Typically an intensification phase will include fewer exercises, more sets of those exercises, heavier weights and more rest between sets.
You may have already noted the difference to the common, commercial approach which is to just keep trying to gain muscle month after month never deviating from the classic 8-12 rep range.
When training for a particular sport, the concept is similar in that we’re trying to develop a particular capacity that we can carry over to, and build off in the next phase.
For instance, in developing an annual plan for a triathlete, we would see the following phases:
Structure
This phase aims to work on weaknesses identified in previous races/seasons (mobility, strength, injury issues) as well as changes to metabolic performance such as fat utilisation as a fuel. There would likely be more gym work and activity away from the sport.
Prep
Now we can move forward with an increase in training hours, building a massive endurance base with more Heart Rate Zone 2 work and some speed skills.
Base
Next, we increase the intensity of the endurance work, bring in some maximal strength training and start to develop more force and power.
Build
This phase sees further increases in intensity with more training in Heart Rate Zone 4 and 5 designed to take the handbrake off at the top end of performance.
Peak and Race
These are short periods of reduced volume to enable recovery before a race.
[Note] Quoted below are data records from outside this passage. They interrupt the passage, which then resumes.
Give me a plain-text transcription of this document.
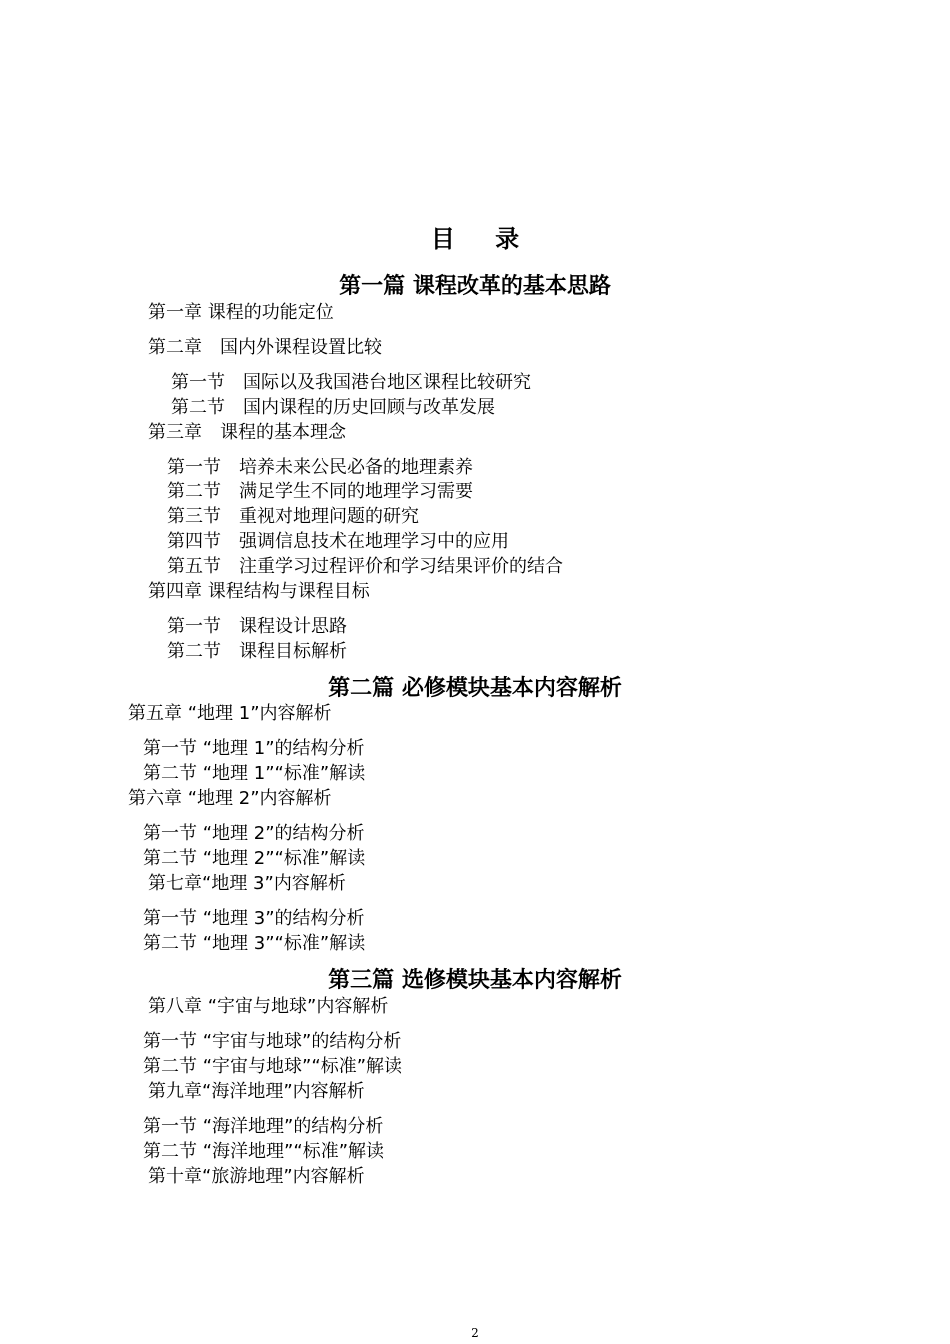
目 录
第一篇 课程改革的基本思路
第二篇 必修模块基本内容解析
第三篇 选修模块基本内容解析
第一章 课程的功能定位
第二章　国内外课程设置比较
第一节　国际以及我国港台地区课程比较研究
第二节　国内课程的历史回顾与改革发展
第三章　课程的基本理念
第一节　培养未来公民必备的地理素养
第二节　满足学生不同的地理学习需要
第三节　重视对地理问题的研究
第四节　强调信息技术在地理学习中的应用
第五节　注重学习过程评价和学习结果评价的结合
第四章 课程结构与课程目标
第一节　课程设计思路
第二节　课程目标解析
第五章 “地理 1”内容解析
第一节 “地理 1”的结构分析
第二节 “地理 1”“标准”解读
第六章 “地理 2”内容解析
第一节 “地理 2”的结构分析
第二节 “地理 2”“标准”解读
第七章“地理 3”内容解析
第一节 “地理 3”的结构分析
第二节 “地理 3”“标准”解读
第八章 “宇宙与地球”内容解析
第一节 “宇宙与地球”的结构分析
第二节 “宇宙与地球”“标准”解读
第九章“海洋地理”内容解析
第一节 “海洋地理”的结构分析
第二节 “海洋地理”“标准”解读
第十章“旅游地理”内容解析
2
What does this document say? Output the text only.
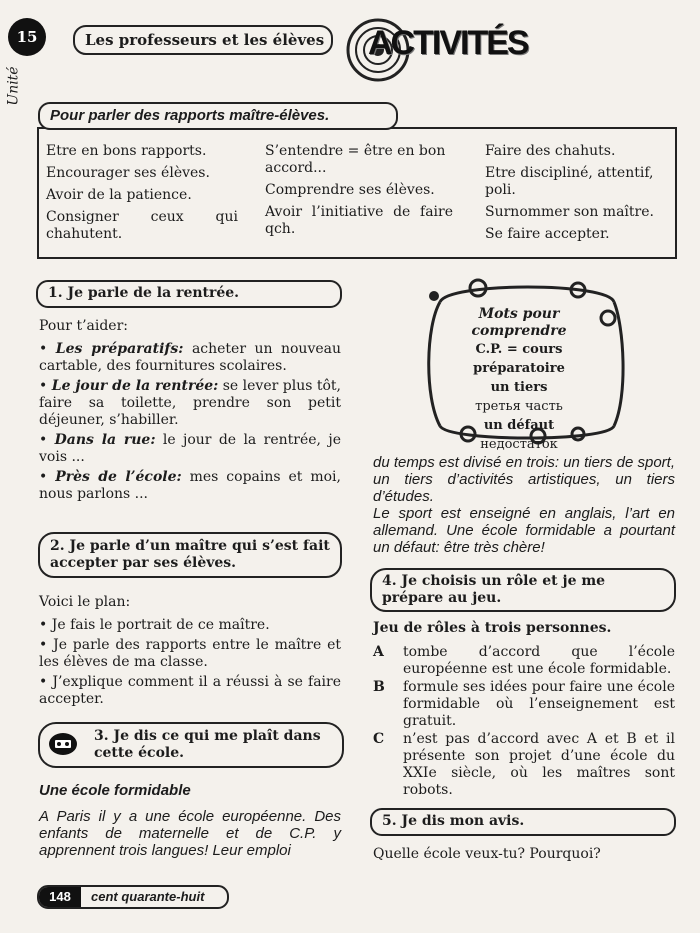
15
Unité
Les professeurs et les élèves ACTIVITÉS
Pour parler des rapports maître-élèves.
Etre en bons rapports.
Encourager ses élèves.
Avoir de la patience.
Consigner ceux qui chahutent.
S’entendre = être en bon accord...
Comprendre ses élèves.
Avoir l’initiative de faire qch.
Faire des chahuts.
Etre discipliné, attentif, poli.
Surnommer son maître.
Se faire accepter.
1. Je parle de la rentrée.
Pour t’aider:
• Les préparatifs: acheter un nouveau cartable, des fournitures scolaires.
• Le jour de la rentrée: se lever plus tôt, faire sa toilette, prendre son petit déjeuner, s’habiller.
• Dans la rue: le jour de la rentrée, je vois ...
• Près de l’école: mes copains et moi, nous parlons ...
2. Je parle d’un maître qui s’est fait accepter par ses élèves.
Voici le plan:
• Je fais le portrait de ce maître.
• Je parle des rapports entre le maître et les élèves de ma classe.
• J’explique comment il a réussi à se faire accepter.
3. Je dis ce qui me plaît dans cette école.
Une école formidable
A Paris il y a une école européenne. Des enfants de maternelle et de C.P. y apprennent trois langues! Leur emploi
Mots pour comprendre
C.P. = cours préparatoire
un tiers
третья часть
un défaut
недостаток
du temps est divisé en trois: un tiers de sport, un tiers d’activités artistiques, un tiers d’études.
Le sport est enseigné en anglais, l’art en allemand. Une école formidable a pourtant un défaut: être très chère!
4. Je choisis un rôle et je me prépare au jeu.
Jeu de rôles à trois personnes.
A tombe d’accord que l’école européenne est une école formidable.
B formule ses idées pour faire une école formidable où l’enseignement est gratuit.
C n’est pas d’accord avec A et B et il présente son projet d’une école du XXIe siècle, où les maîtres sont robots.
5. Je dis mon avis.
Quelle école veux-tu? Pourquoi?
148	cent quarante-huit
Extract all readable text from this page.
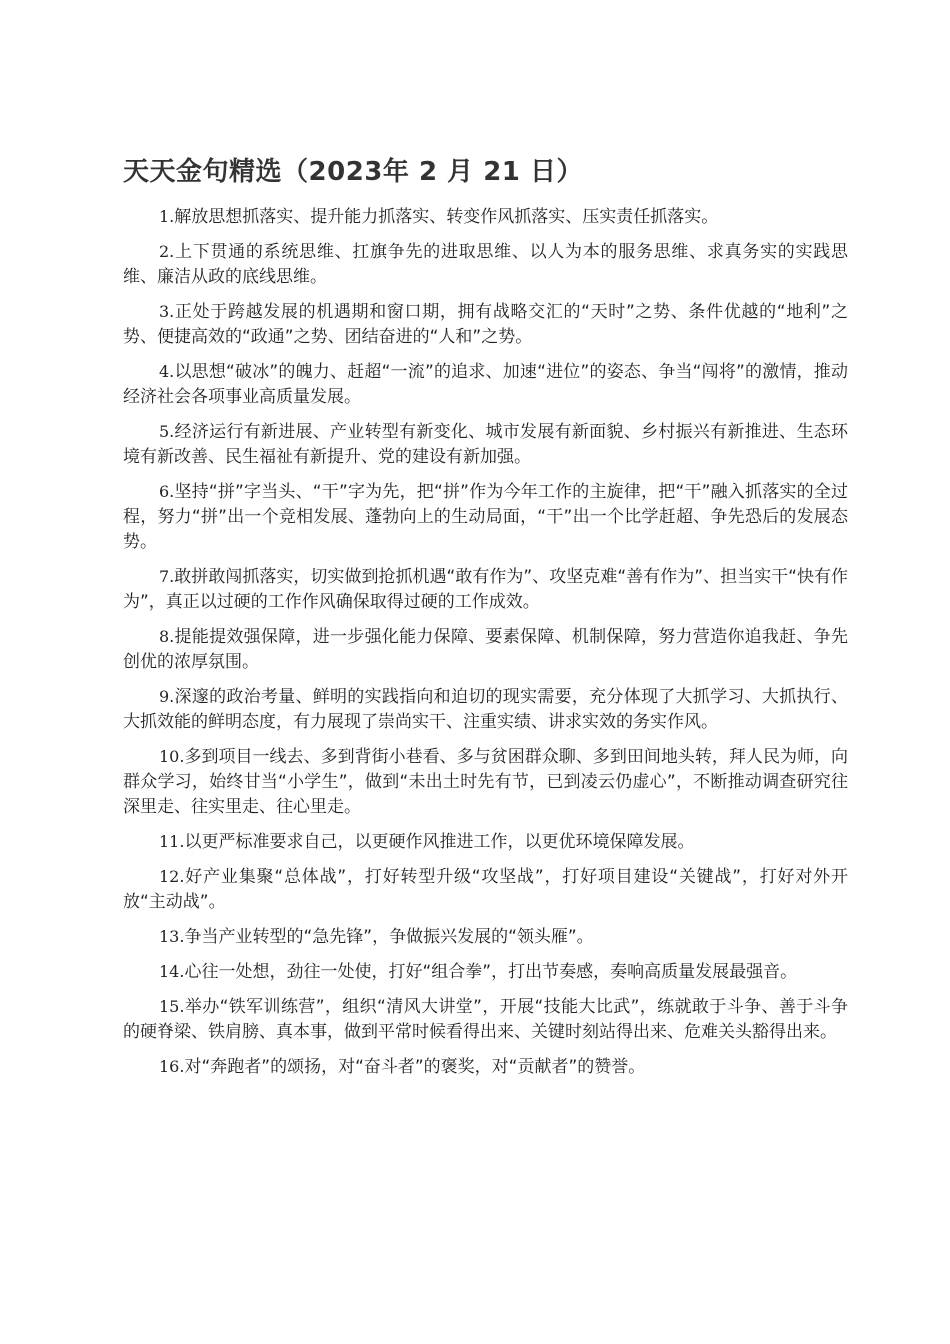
天天金句精选（2023年 2 月 21 日）
1.解放思想抓落实、提升能力抓落实、转变作风抓落实、压实责任抓落实。
2.上下贯通的系统思维、扛旗争先的进取思维、以人为本的服务思维、求真务实的实践思维、廉洁从政的底线思维。
3.正处于跨越发展的机遇期和窗口期，拥有战略交汇的“天时”之势、条件优越的“地利”之势、便捷高效的“政通”之势、团结奋进的“人和”之势。
4.以思想“破冰”的魄力、赶超“一流”的追求、加速“进位”的姿态、争当“闯将”的激情，推动经济社会各项事业高质量发展。
5.经济运行有新进展、产业转型有新变化、城市发展有新面貌、乡村振兴有新推进、生态环境有新改善、民生福祉有新提升、党的建设有新加强。
6.坚持“拼”字当头、“干”字为先，把“拼”作为今年工作的主旋律，把“干”融入抓落实的全过程，努力“拼”出一个竞相发展、蓬勃向上的生动局面，“干”出一个比学赶超、争先恐后的发展态势。
7.敢拼敢闯抓落实，切实做到抢抓机遇“敢有作为”、攻坚克难“善有作为”、担当实干“快有作为”，真正以过硬的工作作风确保取得过硬的工作成效。
8.提能提效强保障，进一步强化能力保障、要素保障、机制保障，努力营造你追我赶、争先创优的浓厚氛围。
9.深邃的政治考量、鲜明的实践指向和迫切的现实需要，充分体现了大抓学习、大抓执行、大抓效能的鲜明态度，有力展现了崇尚实干、注重实绩、讲求实效的务实作风。
10.多到项目一线去、多到背街小巷看、多与贫困群众聊、多到田间地头转，拜人民为师，向群众学习，始终甘当“小学生”，做到“未出土时先有节，已到凌云仍虚心”，不断推动调查研究往深里走、往实里走、往心里走。
11.以更严标准要求自己，以更硬作风推进工作，以更优环境保障发展。
12.好产业集聚“总体战”，打好转型升级“攻坚战”，打好项目建设“关键战”，打好对外开放“主动战”。
13.争当产业转型的“急先锋”，争做振兴发展的“领头雁”。
14.心往一处想，劲往一处使，打好“组合拳”，打出节奏感，奏响高质量发展最强音。
15.举办“铁军训练营”，组织“清风大讲堂”，开展“技能大比武”，练就敢于斗争、善于斗争的硬脊梁、铁肩膀、真本事，做到平常时候看得出来、关键时刻站得出来、危难关头豁得出来。
16.对“奔跑者”的颂扬，对“奋斗者”的褒奖，对“贡献者”的赞誉。
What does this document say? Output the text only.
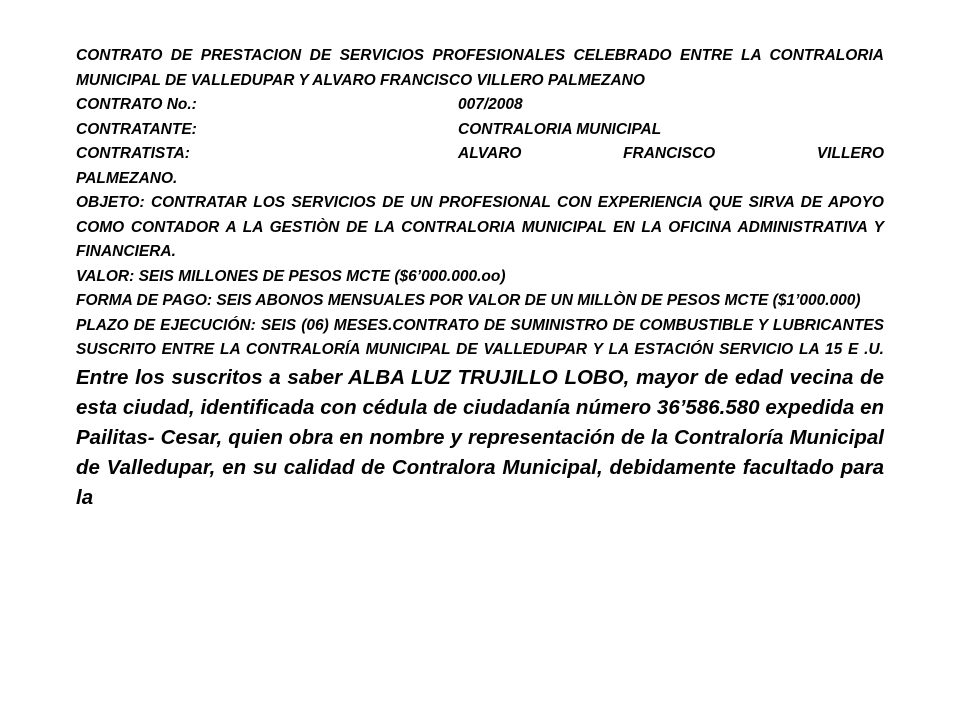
CONTRATO DE PRESTACION DE SERVICIOS PROFESIONALES CELEBRADO ENTRE LA CONTRALORIA MUNICIPAL DE VALLEDUPAR Y ALVARO FRANCISCO VILLERO PALMEZANO

CONTRATO No.:	007/2008
CONTRATANTE:	CONTRALORIA MUNICIPAL
CONTRATISTA:	ALVARO FRANCISCO VILLERO

PALMEZANO.

OBJETO: CONTRATAR LOS SERVICIOS DE UN PROFESIONAL CON EXPERIENCIA QUE SIRVA DE APOYO COMO CONTADOR A LA GESTIÒN DE LA CONTRALORIA MUNICIPAL EN LA OFICINA ADMINISTRATIVA Y FINANCIERA.

VALOR: SEIS MILLONES DE PESOS MCTE ($6’000.000.oo)

FORMA DE PAGO: SEIS ABONOS MENSUALES POR VALOR DE UN MILLÒN DE PESOS MCTE ($1’000.000)

PLAZO DE EJECUCIÓN: SEIS (06) MESES.CONTRATO DE SUMINISTRO DE COMBUSTIBLE Y LUBRICANTES SUSCRITO ENTRE LA CONTRALORÍA MUNICIPAL DE VALLEDUPAR Y LA ESTACIÓN SERVICIO LA 15 E .U. Entre los suscritos a saber ALBA LUZ TRUJILLO LOBO, mayor de edad vecina de esta ciudad, identificada con cédula de ciudadanía número 36’586.580 expedida en Pailitas- Cesar, quien obra en nombre y representación de la Contraloría Municipal de Valledupar, en su calidad de Contralora Municipal, debidamente facultado para la
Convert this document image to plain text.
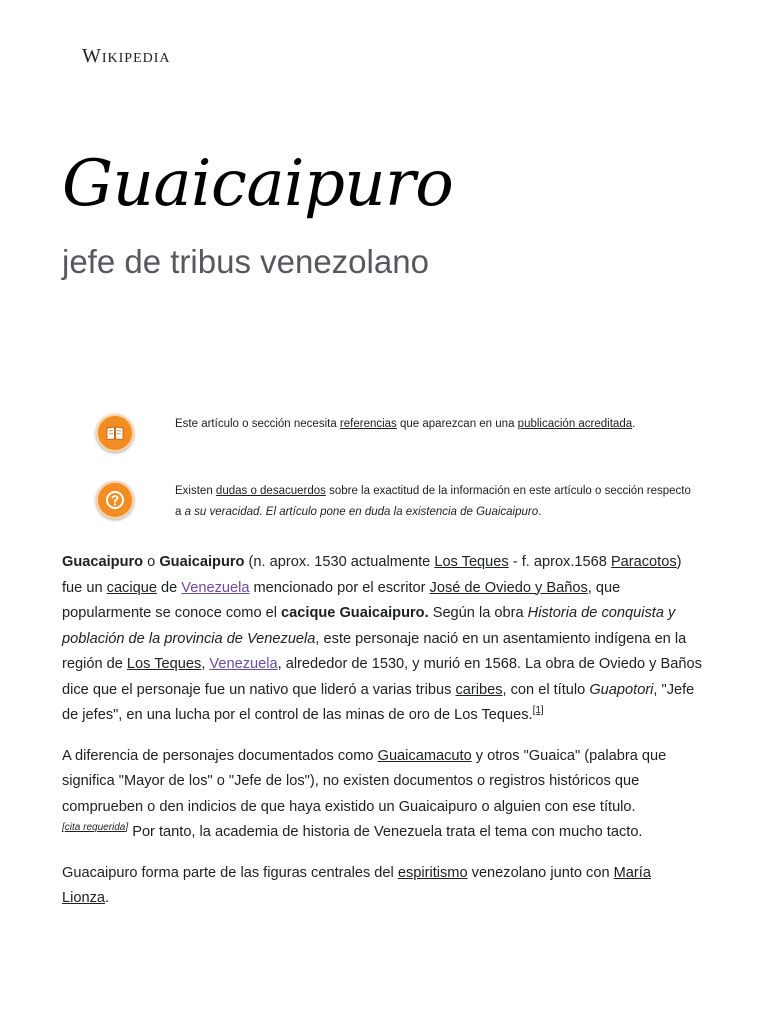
Wikipedia
Guaicaipuro
jefe de tribus venezolano
Este artículo o sección necesita referencias que aparezcan en una publicación acreditada.
Existen dudas o desacuerdos sobre la exactitud de la información en este artículo o sección respecto a a su veracidad. El artículo pone en duda la existencia de Guaicaipuro.

Guacaipuro o Guaicaipuro (n. aprox. 1530 actualmente Los Teques - f. aprox.1568 Paracotos) fue un cacique de Venezuela mencionado por el escritor José de Oviedo y Baños, que popularmente se conoce como el cacique Guaicaipuro. Según la obra Historia de conquista y población de la provincia de Venezuela, este personaje nació en un asentamiento indígena en la región de Los Teques, Venezuela, alrededor de 1530, y murió en 1568. La obra de Oviedo y Baños dice que el personaje fue un nativo que lideró a varias tribus caribes, con el título Guapotori, "Jefe de jefes", en una lucha por el control de las minas de oro de Los Teques.[1]

A diferencia de personajes documentados como Guaicamacuto y otros "Guaica" (palabra que significa "Mayor de los" o "Jefe de los"), no existen documentos o registros históricos que comprueben o den indicios de que haya existido un Guaicaipuro o alguien con ese título.
[cita requerida] Por tanto, la academia de historia de Venezuela trata el tema con mucho tacto.

Guacaipuro forma parte de las figuras centrales del espiritismo venezolano junto con María Lionza.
This method of Cyclical Prioritisation is based around an annual training plan and again, everything is always being trained but an emphasis is placed on one or two elements of the sport with a peak being achieved for the big race.
Within each phase the type of gym work, long-steady work and intervals will chance to elicit a particular response.
What about an All Round Athlete – someone who wants impressive levels of everything without competing or excelling in one particular sport such as powerlifting?
In this case, I would look to cycle the following:
Hypertrophy
Training to gain lean muscle tissue
Strength
Training the body to move heavier weights
Power
Training the body to move itself or external loads more quickly
Power Endurance
Training the body to be able to perform high intensity work repeatedly
Endurance
Training the body to be able to complete long bouts of work at a steady pace
Again, every program phase will contain most or all of these, but we choose to focus on one whistle maintaining the other one.
This may mean a greater number of sessions performed with a particular adaptation in mind or if time is more limited, the proportion of each session dedicated to a particular adaptation will increase or decrease around the objective.
Of course, all of the above necessarily considers many, many factors and requires a lot of questions to be asked before program design for any particular goal.
That’s where the magic lies!
This is why a program based on Cyclic Prioritisation produces superior results in the medium-to-long term compared to constant guesswork, switching between training methods or only training what you’re good at!
Whatever your goal, we need to reverse engineer it, program phases into the time we have, then maximise the impact of every week, every session, every set and every rep.
It doesn’t have to require any extra time or effort, but it needs to be more focused and productive.